CityofSantaMonica / mds-provider

Python tools for working with MDS Provider data
https://github.com/openmobilityfoundation/mobility-data-specification
MIT License
18 stars 20 forks source link

fix read_data_file to handle lists of payloads #60

Closed yoimnik closed 5 years ago

yoimnik commented 5 years ago

if we specify a file path containing a list of payloads, which is how the ingest script outputs, then the library doesn't handle the case that the file may be a list of payloads

yoimnik commented 5 years ago

@thekaveman requesting review

thekaveman commented 5 years ago

Thanks for this.

I feel like there might be some cross-over concern with some of what ProviderDataLoader is doing in load_from_source here https://github.com/CityofSantaMonica/mds-provider/blob/dev/mds/db/load.py#L138.

I've been wanting to cleanly refactor some of this functionality but haven't had a chance yet to dig into the specifics or think about what it would look like.

thekaveman commented 5 years ago

Your fix looks good.

One additional concern is that this change essentially trusts that the rest of the files also have the same version as the first. Do you have any thoughts on this? Potential workaround is only extend data when the version matches the first.

yoimnik commented 5 years ago

hmm, i didn't put too much thought into this earlier

i don't think we should only extend data when the version matches the first. this is a bit of implied behavior and could end up confusing a developer down the road.

i think it's reasonable to expect the developer to know what version of the payload they're working with. if we're using semantic versioning (ie. major.minor.patch):

thekaveman commented 5 years ago
  • if they're working with a list of payloads that have a major version difference, then this should throw with an error message
  • how do we handle minor version differences? are schema changes allowed in minor version bumps in MDS?

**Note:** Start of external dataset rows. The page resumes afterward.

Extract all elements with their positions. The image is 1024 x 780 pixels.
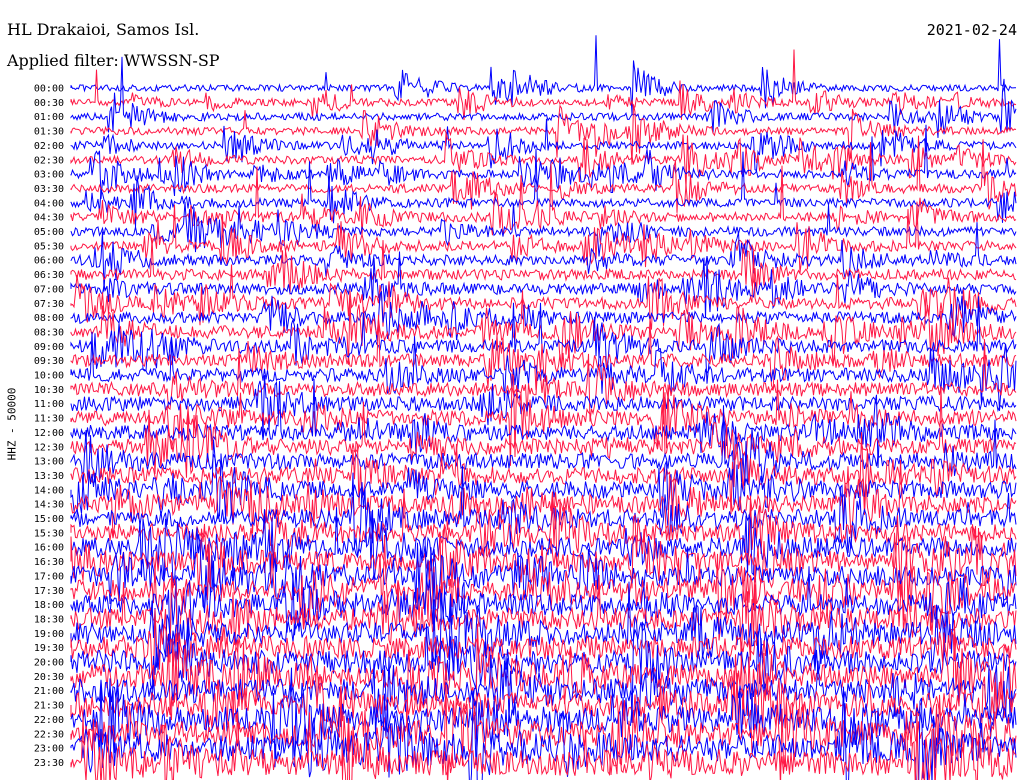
row-label: 05:30 bbox=[34, 241, 64, 252]
row-label: 05:00 bbox=[34, 227, 64, 238]
row-label: 22:00 bbox=[34, 715, 64, 726]
row-label: 23:30 bbox=[34, 758, 64, 769]
row-label: 01:30 bbox=[34, 127, 64, 138]
trace-row-0100 bbox=[70, 56, 1017, 138]
row-label: 01:00 bbox=[34, 112, 64, 123]
trace-row-0000 bbox=[70, 35, 1016, 115]
row-label: 15:30 bbox=[34, 528, 64, 539]
row-label-group: 00:00 00:30 01:00 01:30 02:00 02:30 03:00 03:30… bbox=[34, 84, 64, 769]
trace-row-0030 bbox=[70, 49, 1017, 121]
row-label: 20:00 bbox=[34, 658, 64, 669]
row-label: 00:00 bbox=[34, 84, 64, 95]
row-label: 17:00 bbox=[34, 571, 64, 582]
row-label: 04:30 bbox=[34, 213, 64, 224]
row-label: 19:00 bbox=[34, 629, 64, 640]
row-label: 22:30 bbox=[34, 729, 64, 740]
row-label: 11:30 bbox=[34, 414, 64, 425]
row-label: 10:00 bbox=[34, 371, 64, 382]
row-label: 00:30 bbox=[34, 98, 64, 109]
row-label: 04:00 bbox=[34, 198, 64, 209]
row-label: 17:30 bbox=[34, 586, 64, 597]
row-label: 18:30 bbox=[34, 614, 64, 625]
row-label: 08:00 bbox=[34, 313, 64, 324]
row-label: 16:30 bbox=[34, 557, 64, 568]
row-label: 07:30 bbox=[34, 299, 64, 310]
row-label: 16:00 bbox=[34, 543, 64, 554]
row-label: 19:30 bbox=[34, 643, 64, 654]
row-label: 18:00 bbox=[34, 600, 64, 611]
row-label: 23:00 bbox=[34, 744, 64, 755]
row-label: 06:30 bbox=[34, 270, 64, 281]
trace-row-0600 bbox=[70, 222, 1017, 292]
row-label: 09:30 bbox=[34, 356, 64, 367]
row-label: 07:00 bbox=[34, 284, 64, 295]
row-label: 13:30 bbox=[34, 471, 64, 482]
helicorder-plot: 00:00 00:30 01:00 01:30 02:00 02:30 03:00 03:30… bbox=[34, 35, 1017, 780]
row-label: 20:30 bbox=[34, 672, 64, 683]
row-label: 02:00 bbox=[34, 141, 64, 152]
row-label: 10:30 bbox=[34, 385, 64, 396]
row-label: 21:30 bbox=[34, 701, 64, 712]
row-label: 09:00 bbox=[34, 342, 64, 353]
row-label: 02:30 bbox=[34, 155, 64, 166]
row-label: 03:00 bbox=[34, 170, 64, 181]
row-label: 11:00 bbox=[34, 399, 64, 410]
row-label: 14:00 bbox=[34, 485, 64, 496]
row-label: 03:30 bbox=[34, 184, 64, 195]
row-label: 08:30 bbox=[34, 327, 64, 338]
row-label: 06:00 bbox=[34, 256, 64, 267]
row-label: 21:00 bbox=[34, 686, 64, 697]
trace-row-0230 bbox=[70, 132, 1017, 189]
trace-group bbox=[70, 35, 1017, 780]
row-label: 13:00 bbox=[34, 457, 64, 468]
row-label: 12:00 bbox=[34, 428, 64, 439]
row-label: 14:30 bbox=[34, 500, 64, 511]
row-label: 12:30 bbox=[34, 442, 64, 453]
row-label: 15:00 bbox=[34, 514, 64, 525]
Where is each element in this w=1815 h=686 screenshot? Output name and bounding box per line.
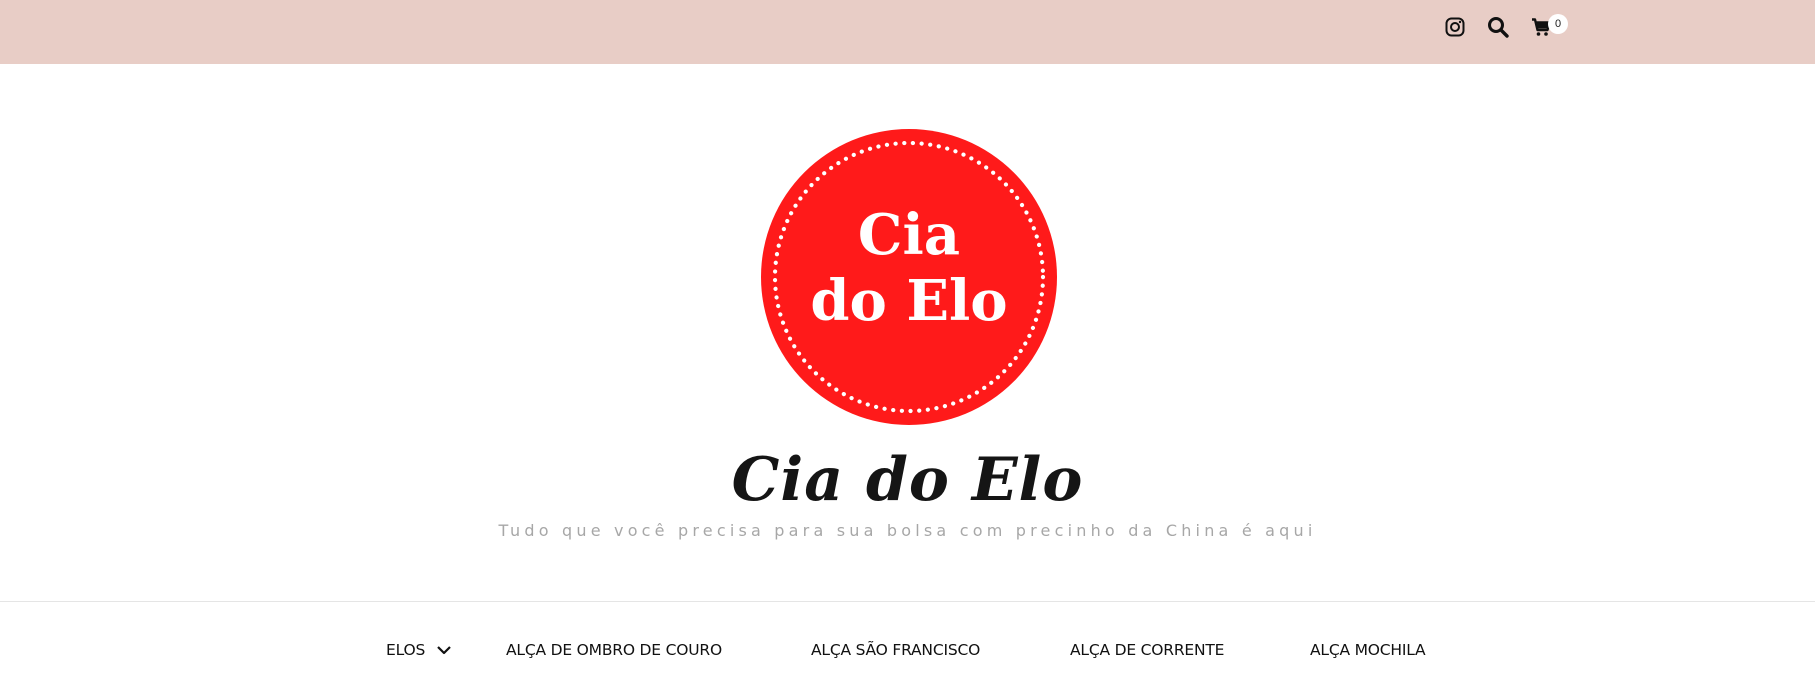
instagram-link[interactable]	[1440, 12, 1470, 42]
chevron-down-icon	[437, 646, 451, 655]
top-bar: 0	[0, 0, 1815, 64]
search-icon	[1488, 17, 1509, 38]
nav-item-alca-de-corrente[interactable]: ALÇA DE CORRENTE	[1070, 638, 1224, 662]
cart-count-badge: 0	[1548, 14, 1568, 34]
nav-item-alca-de-ombro-de-couro[interactable]: ALÇA DE OMBRO DE COURO	[506, 638, 722, 662]
site-tagline: Tudo que você precisa para sua bolsa com…	[498, 521, 1317, 540]
main-navigation: ELOS ALÇA DE OMBRO DE COURO ALÇA SÃO FRA…	[0, 602, 1815, 686]
search-button[interactable]	[1483, 12, 1513, 42]
nav-item-alca-mochila[interactable]: ALÇA MOCHILA	[1310, 638, 1426, 662]
instagram-icon	[1445, 17, 1465, 37]
site-title[interactable]: Cia do Elo	[0, 445, 1815, 515]
logo-badge: Cia do Elo	[761, 129, 1057, 425]
nav-item-elos[interactable]: ELOS	[386, 638, 451, 662]
logo-text-line1: Cia	[858, 202, 960, 268]
nav-item-alca-sao-francisco[interactable]: ALÇA SÃO FRANCISCO	[811, 638, 980, 662]
site-logo[interactable]: Cia do Elo	[760, 128, 1058, 426]
logo-text-line2: do Elo	[810, 268, 1007, 334]
nav-item-label: ELOS	[386, 641, 426, 659]
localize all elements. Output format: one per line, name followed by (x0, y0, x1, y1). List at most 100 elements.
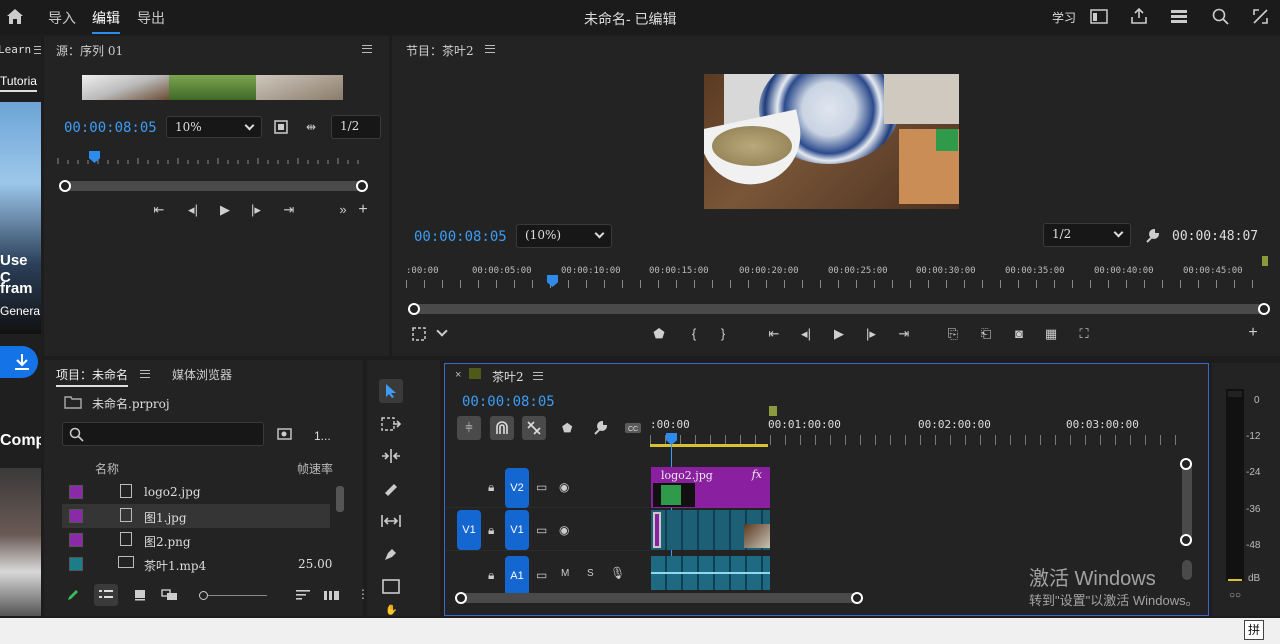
program-ruler[interactable]: :00:00 00:00:05:00 00:00:10:00 00:00:15:… (406, 266, 1266, 290)
audio-vertical-scrollbar[interactable] (1182, 560, 1192, 580)
workspaces-icon[interactable] (1170, 9, 1188, 24)
microphone-icon[interactable]: 🎙︎ (610, 566, 625, 580)
timeline-zoom-start-handle[interactable] (455, 592, 467, 604)
more-controls-icon[interactable]: » (334, 202, 352, 217)
film-icon[interactable]: ▭ (536, 480, 547, 494)
add-marker-icon[interactable]: ⬟ (650, 326, 668, 342)
program-title[interactable]: 节目：茶叶2 (406, 42, 474, 59)
nav-import[interactable]: 导入 (48, 8, 76, 28)
source-resolution-dropdown[interactable]: 1/2 (331, 115, 381, 139)
source-timecode[interactable]: 00:00:08:05 (64, 120, 157, 136)
source-settings-icon[interactable]: ⇹ (306, 120, 316, 134)
solo-meter-buttons[interactable]: ○○ (1229, 590, 1241, 601)
icon-view-icon[interactable] (134, 589, 146, 601)
add-marker-icon[interactable]: ⬟ (562, 421, 572, 435)
solo-button[interactable]: S (587, 568, 594, 579)
sequence-end-marker[interactable] (769, 406, 777, 416)
safe-margins-icon[interactable] (412, 327, 426, 341)
program-zoom-end-handle[interactable] (1258, 303, 1270, 315)
track-target-v1[interactable]: V1 (505, 510, 529, 550)
timeline-ruler[interactable]: :00:00 00:01:00:00 00:02:00:00 00:03:00:… (650, 418, 1185, 448)
clip-v1[interactable] (651, 510, 770, 550)
program-zoom-bar[interactable] (408, 303, 1270, 315)
ime-indicator[interactable]: 拼 (1244, 620, 1264, 640)
lock-icon[interactable]: 🔒︎ (488, 568, 494, 583)
list-item[interactable]: 图1.jpg (62, 504, 330, 528)
download-button[interactable] (0, 346, 38, 378)
extract-icon[interactable]: ⎗ (977, 326, 995, 342)
source-menu-icon[interactable] (362, 45, 372, 53)
program-zoom-dropdown[interactable]: (10%) (516, 224, 612, 248)
lift-icon[interactable]: ⎘ (944, 326, 962, 342)
ripple-edit-icon[interactable] (381, 448, 401, 464)
wrench-icon[interactable] (1144, 228, 1160, 244)
program-resolution-dropdown[interactable]: 1/2 (1043, 223, 1131, 247)
list-view-button[interactable] (94, 584, 118, 606)
program-zoom-start-handle[interactable] (408, 303, 420, 315)
pencil-icon[interactable] (66, 588, 80, 602)
export-frame-icon[interactable] (274, 120, 288, 134)
eye-icon[interactable]: ◉ (559, 523, 569, 537)
list-scrollbar[interactable] (336, 486, 344, 512)
step-forward-icon[interactable]: |▸ (862, 326, 880, 342)
film-icon[interactable]: ▭ (536, 523, 547, 537)
new-bin-icon[interactable] (277, 427, 293, 441)
project-tab[interactable]: 项目：未命名 (56, 366, 129, 387)
rectangle-tool-icon[interactable] (382, 579, 400, 595)
close-tab-icon[interactable]: × (455, 369, 461, 381)
eye-icon[interactable]: ◉ (559, 480, 569, 494)
timeline-menu-icon[interactable] (533, 372, 543, 380)
timeline-zoom-bar[interactable] (455, 592, 863, 604)
nest-toggle-button[interactable]: ⫩ (457, 416, 481, 440)
label-color-swatch[interactable] (69, 533, 83, 547)
step-forward-icon[interactable]: |▸ (247, 202, 265, 218)
slip-icon[interactable] (381, 513, 401, 529)
sort-icon[interactable] (296, 589, 310, 601)
track-select-icon[interactable] (381, 416, 401, 432)
go-to-out-icon[interactable]: ⇥ (280, 202, 298, 218)
name-column-header[interactable]: 名称 (95, 460, 119, 477)
chevron-down-icon[interactable] (436, 325, 448, 337)
tutorial-tab[interactable]: Tutoria (0, 74, 37, 92)
list-item[interactable]: 图2.png (62, 528, 330, 552)
go-to-in-icon[interactable]: ⇤ (765, 326, 783, 342)
program-preview[interactable] (704, 74, 959, 209)
mark-out-icon[interactable]: } (714, 326, 732, 341)
source-zoom-start-handle[interactable] (59, 180, 71, 192)
source-zoom-bar[interactable] (59, 180, 368, 192)
timeline-vertical-scrollbar[interactable] (1180, 458, 1192, 546)
clip-a1[interactable] (651, 556, 770, 590)
search-icon[interactable] (1211, 7, 1229, 25)
play-icon[interactable]: ▶ (216, 202, 234, 218)
project-menu-icon[interactable] (140, 370, 150, 378)
mark-in-icon[interactable]: { (685, 326, 703, 341)
nav-edit[interactable]: 编辑 (92, 8, 120, 34)
scroll-handle[interactable] (1180, 534, 1192, 546)
learn-tab[interactable]: Learn (0, 43, 31, 56)
fps-column-header[interactable]: 帧速率 (297, 460, 333, 477)
linked-selection-button[interactable] (522, 416, 546, 440)
timeline-tab-title[interactable]: 茶叶2 (492, 368, 524, 385)
media-browser-tab[interactable]: 媒体浏览器 (172, 366, 232, 383)
go-to-in-icon[interactable]: ⇤ (150, 202, 168, 218)
thumbnail-size-slider[interactable] (199, 591, 267, 600)
nav-export[interactable]: 导出 (137, 8, 165, 28)
captions-icon[interactable]: CC (624, 422, 642, 434)
slider-handle[interactable] (199, 591, 208, 600)
program-timecode[interactable]: 00:00:08:05 (414, 229, 507, 245)
add-button-icon[interactable]: + (1244, 324, 1262, 342)
list-item[interactable]: 茶叶1.mp4 25.00 (62, 552, 332, 576)
learn-button[interactable]: 学习 (1052, 9, 1076, 26)
freeform-view-icon[interactable] (161, 589, 179, 601)
share-icon[interactable] (1130, 7, 1148, 25)
step-back-icon[interactable]: ◂| (184, 202, 202, 218)
source-zoom-dropdown[interactable]: 10% (166, 116, 262, 138)
clip-logo2[interactable]: logo2.jpg fx (651, 467, 770, 508)
home-icon[interactable] (6, 8, 24, 25)
fx-badge[interactable]: fx (752, 468, 762, 481)
razor-icon[interactable] (382, 480, 400, 498)
track-target-v2[interactable]: V2 (505, 468, 529, 508)
pen-icon[interactable] (383, 546, 399, 562)
proxy-toggle-icon[interactable]: ⛶ (1075, 326, 1093, 342)
track-target-a1[interactable]: A1 (505, 556, 529, 596)
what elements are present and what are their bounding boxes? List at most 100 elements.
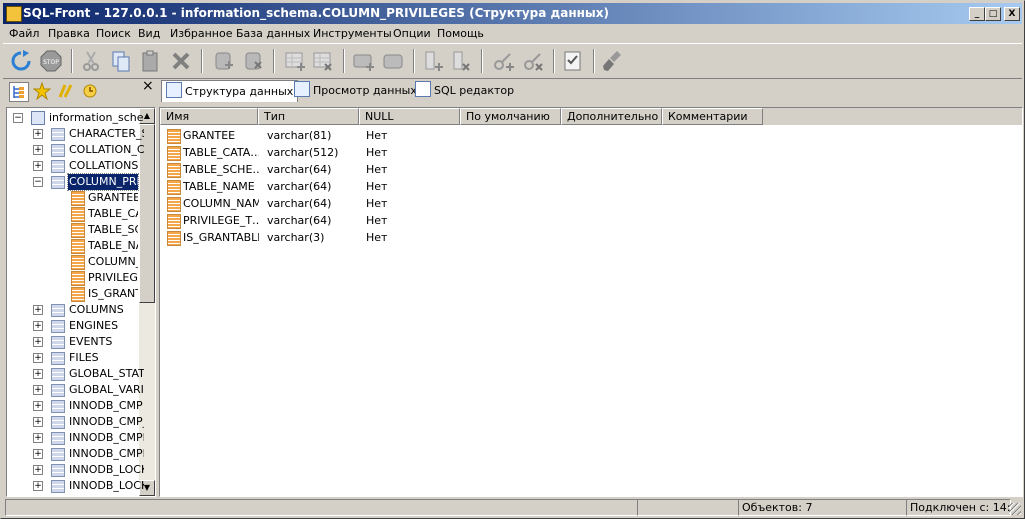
tree-table-node[interactable]: + COLUMNS — [33, 302, 143, 318]
field-delete-icon[interactable] — [449, 49, 473, 73]
expand-icon[interactable]: + — [33, 433, 43, 443]
expand-icon[interactable]: + — [33, 145, 43, 155]
tree-field-node[interactable]: IS_GRANTABLE — [71, 286, 143, 302]
tree-table-node[interactable]: + INNODB_LOCKS — [33, 462, 144, 478]
copy-icon[interactable] — [109, 49, 133, 73]
table-row[interactable]: TABLE_SCHE… varchar(64) Нет — [160, 161, 1022, 178]
bookmarks-icon[interactable] — [57, 82, 75, 100]
tree-field-node[interactable]: COLUMN_NAME — [71, 254, 143, 270]
delete-icon[interactable] — [169, 49, 193, 73]
table-row[interactable]: GRANTEE varchar(81) Нет — [160, 127, 1022, 144]
expand-icon[interactable]: + — [33, 129, 43, 139]
favorites-star-icon[interactable] — [32, 81, 52, 101]
object-tree[interactable]: ▲ ▼ −information_schema+CHARACTER_SETS+C… — [6, 107, 156, 497]
tree-table-node[interactable]: + ENGINES — [33, 318, 143, 334]
table-row[interactable]: PRIVILEGE_T… varchar(64) Нет — [160, 212, 1022, 229]
menu-options[interactable]: Опции — [393, 27, 431, 40]
expand-icon[interactable]: + — [33, 321, 43, 331]
key-add-icon[interactable] — [491, 49, 515, 73]
menu-tools[interactable]: Инструменты — [313, 27, 392, 40]
server-icon[interactable] — [381, 49, 405, 73]
tree-field-node[interactable]: PRIVILEGE_TYPE — [71, 270, 143, 286]
menu-database[interactable]: База данных — [236, 27, 310, 40]
field-add-icon[interactable] — [421, 49, 445, 73]
tree-field-node[interactable]: TABLE_CATALOG — [71, 206, 143, 222]
menu-file[interactable]: Файл — [9, 27, 39, 40]
title-bar[interactable]: SQL-Front - 127.0.0.1 - information_sche… — [3, 3, 1022, 24]
expand-icon[interactable]: + — [33, 449, 43, 459]
tree-table-node[interactable]: + COLLATION_CHARACTER_SET_APPLICABILITY — [33, 142, 144, 158]
table-delete-icon[interactable] — [311, 49, 335, 73]
header-type[interactable]: Тип — [258, 108, 359, 125]
brush-icon[interactable] — [601, 49, 625, 73]
menu-bar: Файл Правка Поиск Вид Избранное База дан… — [3, 25, 1022, 43]
menu-favorites[interactable]: Избранное — [170, 27, 232, 40]
collapse-icon[interactable]: − — [33, 177, 43, 187]
paste-icon[interactable] — [139, 49, 163, 73]
tree-field-node[interactable]: TABLE_NAME — [71, 238, 143, 254]
expand-icon[interactable]: + — [33, 337, 43, 347]
stop-icon[interactable]: STOP — [39, 49, 63, 73]
table-row[interactable]: TABLE_CATA… varchar(512) Нет — [160, 144, 1022, 161]
header-null[interactable]: NULL — [359, 108, 460, 125]
header-default[interactable]: По умолчанию — [460, 108, 561, 125]
collapse-icon[interactable]: − — [13, 113, 23, 123]
tab-sql-editor[interactable]: SQL редактор — [411, 80, 518, 101]
menu-view[interactable]: Вид — [138, 27, 160, 40]
key-delete-icon[interactable] — [521, 49, 545, 73]
resize-grip[interactable] — [1009, 503, 1021, 515]
tree-table-node[interactable]: + COLLATIONS — [33, 158, 143, 174]
tree-view-icon[interactable] — [9, 82, 29, 102]
structure-grid[interactable]: Имя Тип NULL По умолчанию Дополнительно … — [159, 107, 1023, 497]
tree-root-database[interactable]: − information_schema — [13, 110, 144, 126]
tab-structure[interactable]: Структура данных — [161, 80, 299, 102]
header-comment[interactable]: Комментарии — [662, 108, 763, 125]
expand-icon[interactable]: + — [33, 401, 43, 411]
expand-icon[interactable]: + — [33, 305, 43, 315]
maximize-button[interactable]: □ — [985, 7, 1001, 21]
tree-table-node[interactable]: + INNODB_CMP_RESET — [33, 414, 144, 430]
table-row[interactable]: TABLE_NAME varchar(64) Нет — [160, 178, 1022, 195]
tree-table-node[interactable]: + INNODB_LOCK_WAITS — [33, 478, 144, 494]
expand-icon[interactable]: + — [33, 465, 43, 475]
header-name[interactable]: Имя — [160, 108, 258, 125]
menu-help[interactable]: Помощь — [437, 27, 484, 40]
server-add-icon[interactable] — [351, 49, 375, 73]
cell-type: varchar(64) — [267, 214, 332, 227]
tree-table-node[interactable]: + GLOBAL_STATUS — [33, 366, 144, 382]
tree-table-node[interactable]: + INNODB_CMP — [33, 398, 143, 414]
expand-icon[interactable]: + — [33, 161, 43, 171]
tree-table-node[interactable]: − COLUMN_PRIVILEGES — [33, 173, 143, 191]
table-add-icon[interactable] — [283, 49, 307, 73]
tree-node-label: GLOBAL_STATUS — [69, 367, 144, 380]
tree-table-node[interactable]: + INNODB_CMPMEM_RESET — [33, 446, 144, 462]
expand-icon[interactable]: + — [33, 369, 43, 379]
history-icon[interactable] — [81, 82, 99, 100]
tab-browse[interactable]: Просмотр данных — [290, 80, 421, 101]
tree-table-node[interactable]: + EVENTS — [33, 334, 143, 350]
cut-icon[interactable] — [79, 49, 103, 73]
expand-icon[interactable]: + — [33, 385, 43, 395]
cell-name: TABLE_SCHE… — [183, 163, 259, 176]
tree-table-node[interactable]: + INNODB_CMPMEM — [33, 430, 144, 446]
menu-search[interactable]: Поиск — [96, 27, 131, 40]
db-delete-icon[interactable] — [241, 49, 265, 73]
table-row[interactable]: COLUMN_NAME varchar(64) Нет — [160, 195, 1022, 212]
header-extra[interactable]: Дополнительно — [561, 108, 662, 125]
expand-icon[interactable]: + — [33, 481, 43, 491]
db-add-icon[interactable] — [211, 49, 235, 73]
tree-field-node[interactable]: TABLE_SCHEMA — [71, 222, 143, 238]
table-row[interactable]: IS_GRANTABLE varchar(3) Нет — [160, 229, 1022, 246]
tree-table-node[interactable]: + CHARACTER_SETS — [33, 126, 144, 142]
close-panel-icon[interactable]: × — [142, 78, 154, 94]
tree-table-node[interactable]: + FILES — [33, 350, 143, 366]
refresh-icon[interactable] — [9, 49, 33, 73]
close-button[interactable]: X — [1004, 7, 1020, 21]
menu-edit[interactable]: Правка — [48, 27, 90, 40]
tree-table-node[interactable]: + GLOBAL_VARIABLES — [33, 382, 144, 398]
expand-icon[interactable]: + — [33, 417, 43, 427]
checklist-icon[interactable] — [561, 49, 585, 73]
minimize-button[interactable]: _ — [969, 7, 985, 21]
tree-field-node[interactable]: GRANTEE — [71, 190, 143, 206]
expand-icon[interactable]: + — [33, 353, 43, 363]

I like the idea of throwing an error on a mismatch instead of silently reading only matching data.

In general, a MINOR version change in MDS should only include non-breaking changes (adding a non-required field for example). The only complication is with MDS being early in development still (pre-1.0.0), the MINOR version changes are potentially breaking.

yoimnik commented 5 years ago

I like the idea of throwing an error on a mismatch instead of silently reading only matching data.

@thekaveman added this :)

thekaveman commented 5 years ago

A suggestion on the implementation of this:

Capture the version from the first page, and compare each page["version"] with that initial one, throwing the first time you find a mismatch. Something like:

data = []
version = payload[0]["version"]

for page in payload:
    if page["version"] == version:
        data.extend(page["data"][record_type])
    else:
        raise ValueError("Version mismatch detected.")

As of your most recent commit, I think the version check is not at the correct indentation level.